In the Justice today, I read that the the University has allocated an additional $200,000 to the Rose operating budget for this fiscal year. Puzzling, considering the museum’s staff has been downsized (its previous director, Michael Rush, a strong opponent of the University’s decision to sell artwork, was fired) and the museum has its own $16 million endowment used to fund nearly all its operations. The University claims to have authorized the additional money to enable action on the Rose Committee’s recommendations, but they give no concrete specifics on what the planned purpose of the money will be. Isn’t it a little weird to allocate money for an undefined purpose, especially when we’re strapped for cash and the University has made clear that the museum is not especially high on the priority list?¬†The Justice editorial board¬†disapproves of the decision because of its cost in a time of financial crisis, and its seeming lack of direct need – they seem to view it as an inefficient management decision.

But I think we need to look a little further. From all signs, it seems that the University is still planning to sell some artwork in the future, or at least keeping the option open. At Thursday’s faculty meeting, new VP Jeffrey Apfel said the University was considering “monetizing assets,” according to the Justice. He told the paper, “to some extent, that’s a reference to the Rose.” The University has hired a high profile defense attorney, Thomas Reilly, to defend itself against the suit brought by the Museum’s board of overseers to prevent any sale of the art. And if you read the Hoot a little while ago, you learned that this suit hinges on the financial independence of the museum from the University.

So to me, this new allocation, when we’re even more strapped for cash than we thought, seems a bit like a Trojan horse. By allocating so much additional money to the Rose, the University may be trying to build its case that the museum is not independent, in order to win the lawsuit. It will then be able to sell artwork for a quite a bit more than $200,000. This new “gift” to the Rose could be nothing of the kind. Of course, I don’t know how much merit this strategy holds, considering the allocation was made now, not before the suit was filed. So perhaps I’m stabbing at shadows, but I don’t think so.
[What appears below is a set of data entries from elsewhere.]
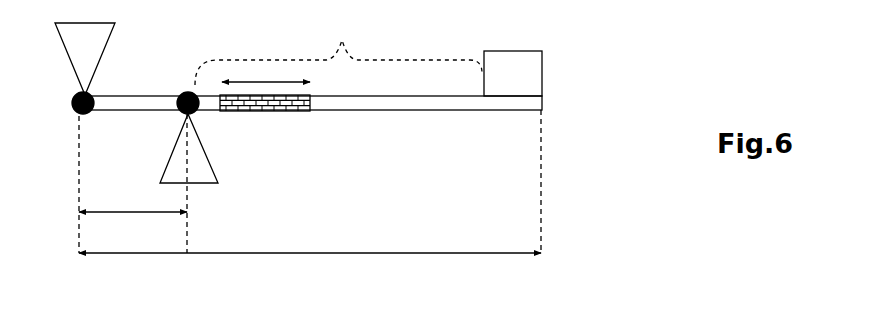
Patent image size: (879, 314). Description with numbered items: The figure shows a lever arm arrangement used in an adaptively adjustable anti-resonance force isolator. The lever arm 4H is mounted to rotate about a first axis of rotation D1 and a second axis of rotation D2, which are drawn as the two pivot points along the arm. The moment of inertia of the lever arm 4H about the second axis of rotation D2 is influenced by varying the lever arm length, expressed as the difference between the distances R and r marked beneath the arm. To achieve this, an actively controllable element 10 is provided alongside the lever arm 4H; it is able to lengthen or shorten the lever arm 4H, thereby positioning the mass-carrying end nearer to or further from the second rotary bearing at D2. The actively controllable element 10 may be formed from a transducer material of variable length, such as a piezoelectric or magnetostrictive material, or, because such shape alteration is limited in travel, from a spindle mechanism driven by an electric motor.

The first axis of rotation D1 is at (76, 112).
The second axis of rotation D2 is at (182, 93).
The actively controllable element 10 is at (280, 111).
The lever arm 4H is at (338, 42).
The distance r is at (133, 235).
The distance R is at (310, 271).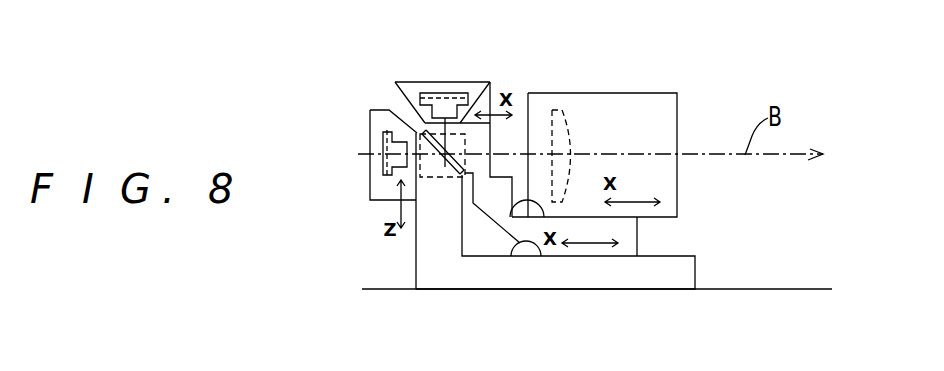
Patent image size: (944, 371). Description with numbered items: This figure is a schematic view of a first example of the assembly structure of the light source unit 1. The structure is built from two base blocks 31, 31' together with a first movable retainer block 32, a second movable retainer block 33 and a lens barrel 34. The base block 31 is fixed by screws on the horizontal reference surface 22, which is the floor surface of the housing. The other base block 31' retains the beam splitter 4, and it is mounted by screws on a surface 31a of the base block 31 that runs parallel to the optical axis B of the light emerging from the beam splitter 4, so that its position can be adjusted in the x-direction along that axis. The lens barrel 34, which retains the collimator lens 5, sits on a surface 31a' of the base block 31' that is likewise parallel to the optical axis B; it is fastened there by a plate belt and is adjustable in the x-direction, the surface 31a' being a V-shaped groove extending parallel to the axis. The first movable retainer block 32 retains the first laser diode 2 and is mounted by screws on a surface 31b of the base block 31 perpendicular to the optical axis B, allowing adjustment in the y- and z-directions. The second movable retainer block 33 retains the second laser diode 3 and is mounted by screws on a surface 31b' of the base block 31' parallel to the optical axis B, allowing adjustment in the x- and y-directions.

The light source unit 1 is at (587, 22).
The first laser diode 2 is at (358, 154).
The second laser diode 3 is at (460, 92).
The beam splitter 4 is at (440, 178).
The collimator lens 5 is at (570, 125).
The horizontal reference surface 22 is at (745, 289).
The base block 31 is at (555, 239).
The base block 31' is at (685, 232).
The surface 31a is at (515, 291).
The surface 31a' is at (479, 257).
The surface 31b is at (392, 195).
The surface 31b' is at (515, 122).
The first movable retainer block 32 is at (368, 178).
The second movable retainer block 33 is at (418, 82).
The lens barrel 34 is at (663, 93).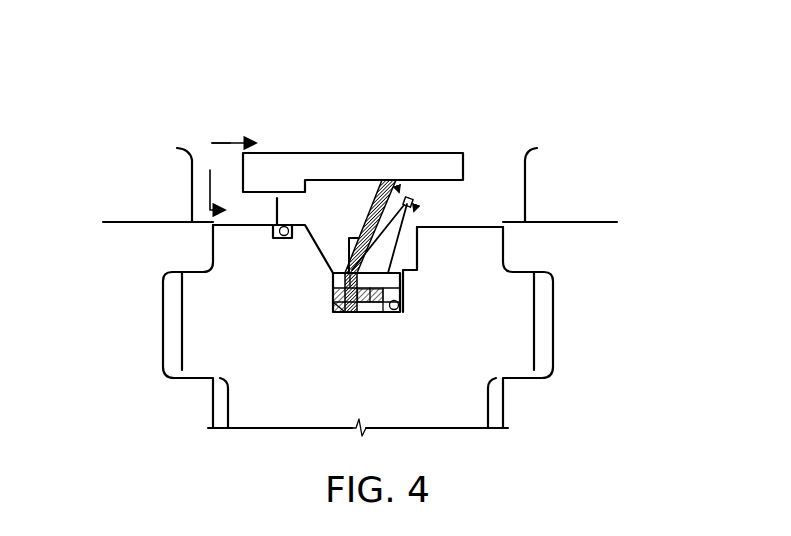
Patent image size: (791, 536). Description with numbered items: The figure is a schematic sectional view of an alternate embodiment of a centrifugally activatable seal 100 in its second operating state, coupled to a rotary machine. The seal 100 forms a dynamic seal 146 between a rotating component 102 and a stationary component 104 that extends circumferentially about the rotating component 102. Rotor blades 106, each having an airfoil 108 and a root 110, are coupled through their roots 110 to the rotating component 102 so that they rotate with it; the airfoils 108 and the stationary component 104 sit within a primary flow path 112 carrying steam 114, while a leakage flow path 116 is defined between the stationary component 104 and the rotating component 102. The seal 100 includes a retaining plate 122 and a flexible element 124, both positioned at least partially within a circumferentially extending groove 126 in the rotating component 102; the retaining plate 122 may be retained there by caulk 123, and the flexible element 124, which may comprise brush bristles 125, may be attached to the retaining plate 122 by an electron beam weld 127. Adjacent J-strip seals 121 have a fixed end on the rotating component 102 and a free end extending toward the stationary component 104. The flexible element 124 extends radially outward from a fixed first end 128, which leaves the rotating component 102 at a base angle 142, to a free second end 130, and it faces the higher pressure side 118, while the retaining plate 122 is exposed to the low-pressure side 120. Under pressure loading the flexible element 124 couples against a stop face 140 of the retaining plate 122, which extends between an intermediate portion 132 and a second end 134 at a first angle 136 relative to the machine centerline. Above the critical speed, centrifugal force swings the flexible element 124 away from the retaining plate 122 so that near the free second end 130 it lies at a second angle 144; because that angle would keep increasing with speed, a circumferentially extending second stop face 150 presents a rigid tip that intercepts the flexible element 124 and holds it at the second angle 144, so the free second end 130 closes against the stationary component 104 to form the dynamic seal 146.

The centrifugally activatable seal 100 is at (201, 36).
The rotating component 102 is at (215, 295).
The stationary component 104 is at (432, 178).
The rotor blades 106 is at (97, 173).
The airfoil 108 is at (178, 210).
The root 110 is at (135, 345).
The primary flow path 112 is at (237, 141).
The steam 114 is at (254, 114).
The leakage flow path 116 is at (218, 168).
The higher pressure side 118 is at (267, 196).
The low-pressure side 120 is at (515, 159).
The J-strip seals 121 is at (266, 240).
The retaining plate 122 is at (406, 291).
The caulk 123 is at (403, 314).
The flexible element 124 is at (350, 240).
The brush bristles 125 is at (343, 180).
The circumferentially extending groove 126 is at (420, 222).
The electron beam weld 127 is at (358, 314).
The first end 128 is at (333, 295).
The free second end 130 is at (353, 172).
The intermediate portion 132 is at (410, 268).
The second end 134 is at (413, 199).
The first angle 136 is at (415, 207).
The stop face 140 is at (414, 246).
The base angle 142 is at (330, 311).
The second angle 144 is at (398, 182).
The dynamic seal 146 is at (372, 181).
The second stop face 150 is at (346, 262).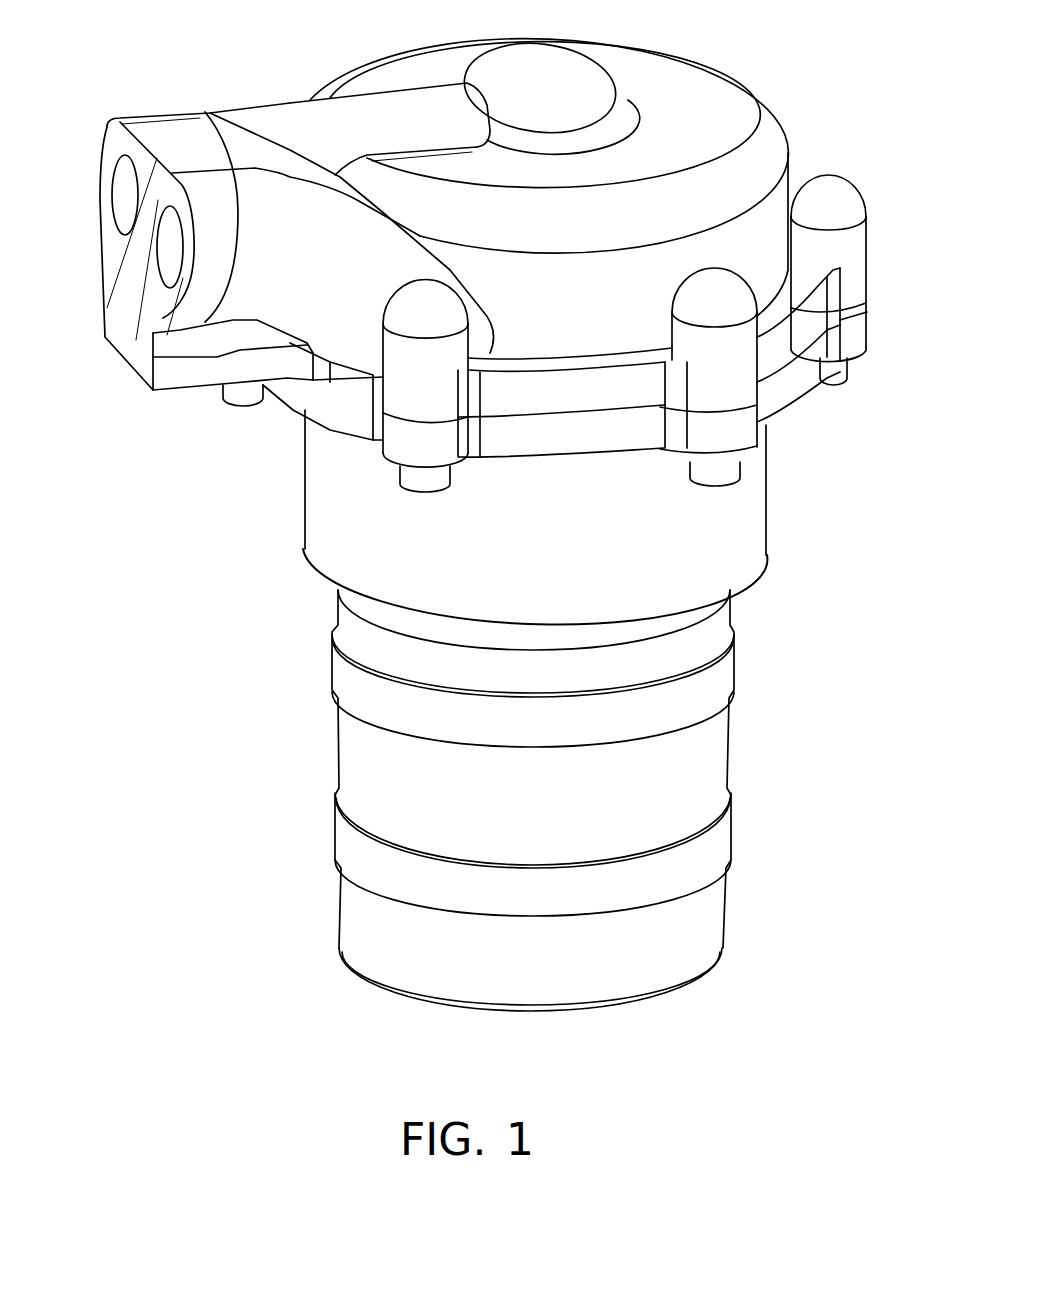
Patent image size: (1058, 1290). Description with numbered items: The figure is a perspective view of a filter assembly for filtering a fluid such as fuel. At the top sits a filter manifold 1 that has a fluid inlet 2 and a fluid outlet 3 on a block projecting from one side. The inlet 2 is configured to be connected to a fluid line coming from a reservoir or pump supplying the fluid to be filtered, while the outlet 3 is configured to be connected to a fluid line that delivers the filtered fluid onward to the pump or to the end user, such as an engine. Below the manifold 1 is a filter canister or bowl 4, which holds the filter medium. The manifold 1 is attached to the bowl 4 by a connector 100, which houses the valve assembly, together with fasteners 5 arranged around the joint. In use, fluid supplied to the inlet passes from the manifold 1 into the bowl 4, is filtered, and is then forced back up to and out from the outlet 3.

The filter manifold 1 is at (713, 67).
The fluid inlet 2 is at (122, 160).
The fluid outlet 3 is at (165, 240).
The filter bowl 4 is at (728, 730).
The fasteners 5 is at (857, 184).
The connector 100 is at (767, 497).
4 comments on “University gives Rose additional $200,000: a Trojan horse?”

  1. Art Says:

    I am going to get a lot of flack for the following, but that hasn’t stopped me before, so why would it now?
    As the last paragraph states, our projected budget gap was widened upon re-review. This means our checkbook is ever so more in the red, and it is NOT The time to spend any non-operational dollars. The Rose would NOT be under this heading, or, more clearly, it may be, but an increase in allocation would not be wise/in any way logical. That is to say, I am hoping this does not materialize, and the Rose does not receive an additional dollar. It doesn’t make business sense, and, like it or not, this is a business.

  2. Loki Says:

    Illogical, except for the reason I stated – the allocation would constitute evidence that the museum is not independent, allowing the University to win its lawsuit and sell the museum’s artwork.

  3. Art Says:

    Fair enough-but then let me turn the tables. If indeed the Rose were a huge money pit and required extra resources to stay afloat-is it worth it?